In practice, most teams end up using all three
A realistic project uses hex in the stylesheet for compactness, HSL (or OKLCH) in the design tool and any programmatic palette generation for its intuitive controls, and occasionally raw RGB when touching image data directly. There's no reason to pick one notation as a house style for every context — the notation is just a lens on the same underlying value, and the right one depends on what you're doing with it at that moment, not on a general preference.
A quick note on alpha and shorthand variants
Each of the three main notations has an alpha-channel extension worth knowing: 8-digit hex (#FF6347CC, where the last two digits are alpha in hex), rgba(255, 99, 71, 0.8), and hsla(9, 100%, 64%, 0.8). All three are functionally interchangeable with their opaque counterparts once you strip the alpha component, and modern CSS has actually folded rgba()/hsla() into rgb()/hsl() directly — an alpha value can be passed as a fourth, slash-separated argument to the non-"a" function names (rgb(255 99 71 / 0.8)), which is now the preferred syntax in current CSS specs even though the older rgba()/hsla() names remain supported for backward compatibility and aren't going away. Three-digit hex shorthand (#F63 expanding to #FF6633) is a genuinely different, coarser value than its six-digit look-alike unless each digit happens to repeat itself, so treat shorthand hex as its own explicit value rather than assuming it's simply a "compressed" version of a specific six-digit color you had in mind — always expand it and verify before assuming equivalence.

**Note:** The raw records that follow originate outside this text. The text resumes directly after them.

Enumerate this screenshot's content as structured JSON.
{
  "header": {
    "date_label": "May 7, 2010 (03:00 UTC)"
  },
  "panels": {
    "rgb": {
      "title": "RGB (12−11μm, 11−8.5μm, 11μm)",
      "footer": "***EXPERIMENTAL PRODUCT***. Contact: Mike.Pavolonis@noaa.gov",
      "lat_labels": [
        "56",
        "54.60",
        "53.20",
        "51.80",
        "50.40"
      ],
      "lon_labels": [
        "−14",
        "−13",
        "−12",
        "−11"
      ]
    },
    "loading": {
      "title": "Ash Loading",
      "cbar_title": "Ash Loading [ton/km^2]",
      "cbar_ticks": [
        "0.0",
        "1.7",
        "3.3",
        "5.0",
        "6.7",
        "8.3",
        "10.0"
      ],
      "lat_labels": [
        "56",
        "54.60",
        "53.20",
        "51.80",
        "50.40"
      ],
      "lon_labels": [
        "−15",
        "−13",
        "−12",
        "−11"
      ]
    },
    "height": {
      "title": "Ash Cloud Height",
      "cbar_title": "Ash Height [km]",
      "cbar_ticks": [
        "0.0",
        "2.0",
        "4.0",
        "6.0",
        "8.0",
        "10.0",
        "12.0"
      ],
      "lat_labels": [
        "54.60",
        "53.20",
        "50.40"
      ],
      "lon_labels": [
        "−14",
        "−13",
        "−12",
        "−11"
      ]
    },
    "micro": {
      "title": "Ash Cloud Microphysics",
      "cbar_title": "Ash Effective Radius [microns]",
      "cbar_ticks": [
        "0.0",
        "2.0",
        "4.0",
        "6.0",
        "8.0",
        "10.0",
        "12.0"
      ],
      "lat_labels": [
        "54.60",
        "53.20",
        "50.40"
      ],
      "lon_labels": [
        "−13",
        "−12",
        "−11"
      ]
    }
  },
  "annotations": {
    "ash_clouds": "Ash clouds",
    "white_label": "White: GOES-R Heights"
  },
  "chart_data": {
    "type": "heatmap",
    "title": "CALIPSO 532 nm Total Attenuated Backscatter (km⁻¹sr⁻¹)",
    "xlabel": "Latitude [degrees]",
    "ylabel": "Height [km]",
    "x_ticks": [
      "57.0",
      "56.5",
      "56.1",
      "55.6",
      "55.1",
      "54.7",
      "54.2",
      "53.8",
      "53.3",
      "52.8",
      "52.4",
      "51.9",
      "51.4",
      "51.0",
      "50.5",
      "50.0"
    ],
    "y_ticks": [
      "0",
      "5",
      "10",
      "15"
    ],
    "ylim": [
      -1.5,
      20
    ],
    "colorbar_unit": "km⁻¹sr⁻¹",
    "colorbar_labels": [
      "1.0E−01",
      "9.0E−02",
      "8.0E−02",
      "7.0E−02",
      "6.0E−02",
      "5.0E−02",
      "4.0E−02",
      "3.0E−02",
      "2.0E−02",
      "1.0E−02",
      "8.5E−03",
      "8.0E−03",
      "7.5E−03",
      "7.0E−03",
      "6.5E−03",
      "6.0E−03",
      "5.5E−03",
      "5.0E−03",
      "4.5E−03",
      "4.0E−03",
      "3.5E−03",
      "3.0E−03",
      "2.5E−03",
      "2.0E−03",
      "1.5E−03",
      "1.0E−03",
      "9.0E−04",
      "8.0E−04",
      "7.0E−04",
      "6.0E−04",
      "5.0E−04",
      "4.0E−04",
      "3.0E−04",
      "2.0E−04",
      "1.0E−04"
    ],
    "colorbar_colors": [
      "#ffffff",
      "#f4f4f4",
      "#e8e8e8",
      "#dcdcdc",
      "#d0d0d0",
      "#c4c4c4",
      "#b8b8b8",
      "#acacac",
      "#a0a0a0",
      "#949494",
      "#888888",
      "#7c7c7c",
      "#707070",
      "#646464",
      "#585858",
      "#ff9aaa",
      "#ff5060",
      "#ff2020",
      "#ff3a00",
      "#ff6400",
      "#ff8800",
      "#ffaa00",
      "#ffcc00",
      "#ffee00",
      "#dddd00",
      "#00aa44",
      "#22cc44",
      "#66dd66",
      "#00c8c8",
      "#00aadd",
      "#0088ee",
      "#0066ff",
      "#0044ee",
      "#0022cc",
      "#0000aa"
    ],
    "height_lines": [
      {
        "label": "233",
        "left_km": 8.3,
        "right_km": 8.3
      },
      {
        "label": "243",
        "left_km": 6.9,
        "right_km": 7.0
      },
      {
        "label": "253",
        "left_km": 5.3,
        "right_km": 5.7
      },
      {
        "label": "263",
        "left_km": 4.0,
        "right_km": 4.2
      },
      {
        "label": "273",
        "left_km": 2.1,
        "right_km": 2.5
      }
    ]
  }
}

Where OKLCH fits into this comparison
It's worth being explicit that OKLCH isn't a fourth entry competing on equal footing with hex/RGB/HSL for everyday use — it's a newer, more perceptually accurate cylindrical model solving the specific evenness problem HSL has, and it's covered on its own in what OKLCH is and why it matters rather than folded into this comparison, because the decision to reach for it is driven by a narrower set of use cases (ramps, gradients, programmatic generation) than the everyday hex/RGB/HSL choice this post focuses on.